Friday, March 28, 2008

"Premature Emergence" by Eric James Stone



"Premature Emergence," although accurate, is an unfortunate title for a story. Likewise the opening sentence: "During a hyperspace slide, cargo haulers like the KMC-85 did not need a human pilot on board," isn't the best either. Mmmm, acronyms AND cargo haulers. Sign me up! However, this story overcomes its inauspicious beginnings and is readable throughout.

Jonah is the pilot of the cargo hauler that doesn't need a pilot. Damn unions. The job is supposed to be simple: using faster-than-light-but-not-instantaneous drive, you go in at one terminal and come out a few months later at another terminal. Foolproof. Except he comes out of hyperspace somewhere else, nowhere near a terminal, and light years away from anything. Whoops.

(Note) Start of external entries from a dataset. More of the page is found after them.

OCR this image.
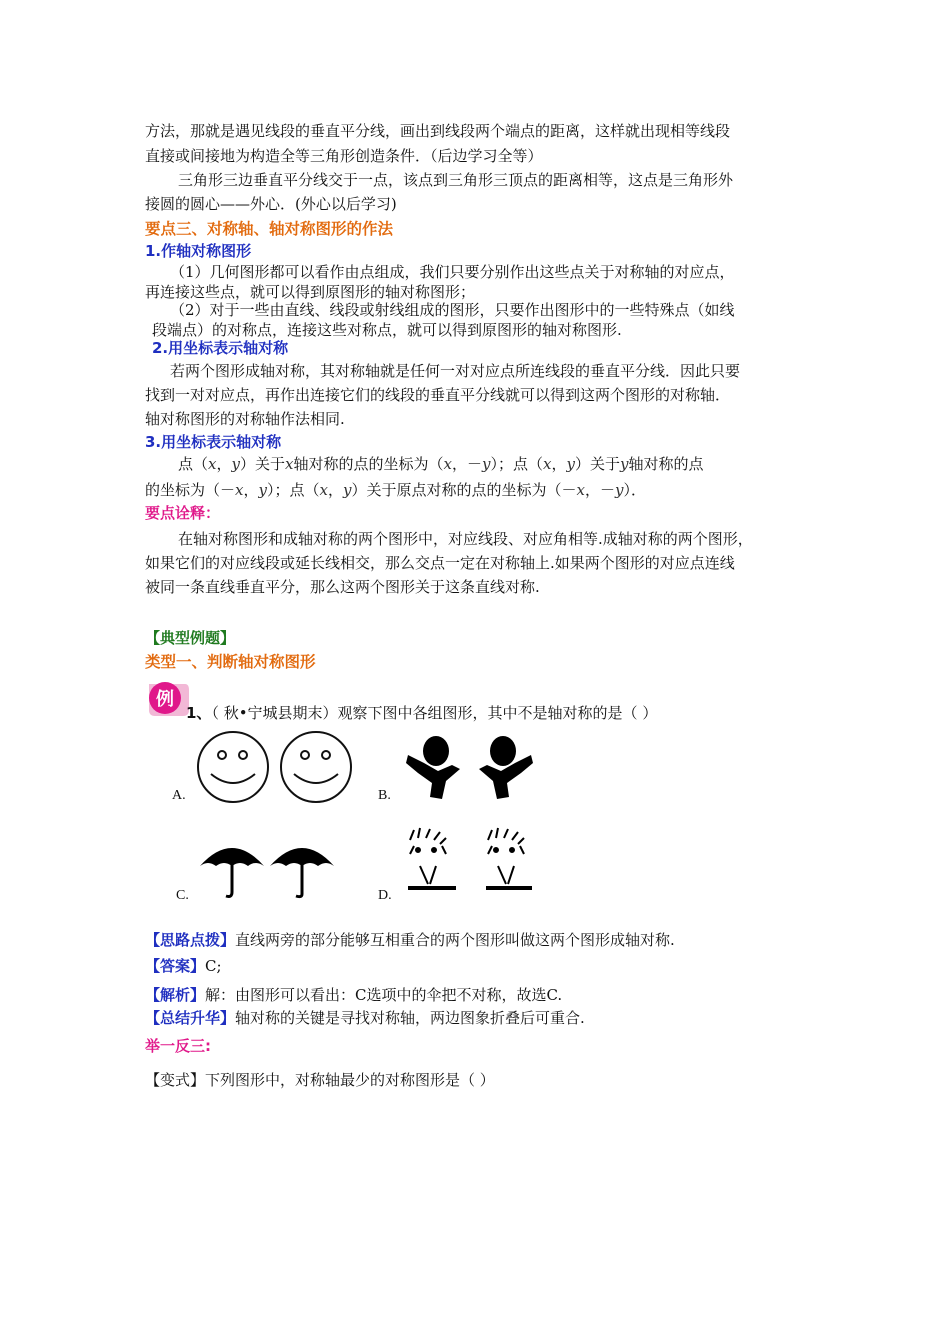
方法，那就是遇见线段的垂直平分线，画出到线段两个端点的距离，这样就出现相等线段
直接或间接地为构造全等三角形创造条件．（后边学习全等）
三角形三边垂直平分线交于一点，该点到三角形三顶点的距离相等，这点是三角形外
接圆的圆心——外心．(外心以后学习)
要点三、对称轴、轴对称图形的作法
1.作轴对称图形
（1）几何图形都可以看作由点组成，我们只要分别作出这些点关于对称轴的对应点，
再连接这些点，就可以得到原图形的轴对称图形；
（2）对于一些由直线、线段或射线组成的图形，只要作出图形中的一些特殊点（如线
段端点）的对称点，连接这些对称点，就可以得到原图形的轴对称图形.
2.用坐标表示轴对称
若两个图形成轴对称，其对称轴就是任何一对对应点所连线段的垂直平分线．因此只要
找到一对对应点，再作出连接它们的线段的垂直平分线就可以得到这两个图形的对称轴．
轴对称图形的对称轴作法相同.
3.用坐标表示轴对称
点（x，y）关于x轴对称的点的坐标为（x，－y）；点（x，y）关于y轴对称的点
的坐标为（－x，y）；点（x，y）关于原点对称的点的坐标为（－x，－y）．
要点诠释：
在轴对称图形和成轴对称的两个图形中，对应线段、对应角相等.成轴对称的两个图形，
如果它们的对应线段或延长线相交，那么交点一定在对称轴上.如果两个图形的对应点连线
被同一条直线垂直平分，那么这两个图形关于这条直线对称.
【典型例题】
类型一、判断轴对称图形
例
1、（ 秋•宁城县期末）观察下图中各组图形，其中不是轴对称的是（ ）
A.	B.
C.	D.
【思路点拨】直线两旁的部分能够互相重合的两个图形叫做这两个图形成轴对称.
【答案】C;
【解析】解：由图形可以看出：C选项中的伞把不对称，故选C.
【总结升华】轴对称的关键是寻找对称轴，两边图象折叠后可重合.
举一反三:
【变式】下列图形中，对称轴最少的对称图形是（ ）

So Jonah is well and truly screwed even before he gets into an odd combat situation with a ship piloted by a rogue AI. (In the past, humans and AI fought. The AIs moved out into space and never the twain were supposed to meet... Whoops.) In the end the well-and-truly screwed Jonah tries to honor the worthy AI, in which resides his only chance for a happy ending.

The story is told in a straight-forward, unadorned style. However, the passages with the AI towards the end are genuinely moving, and Jonah's determination to do what's right even when there's no realistic hope of payoff for him is noble. Generally, this story reads like a classic Analog story. Nothing wrong with that, but nothing outstanding either.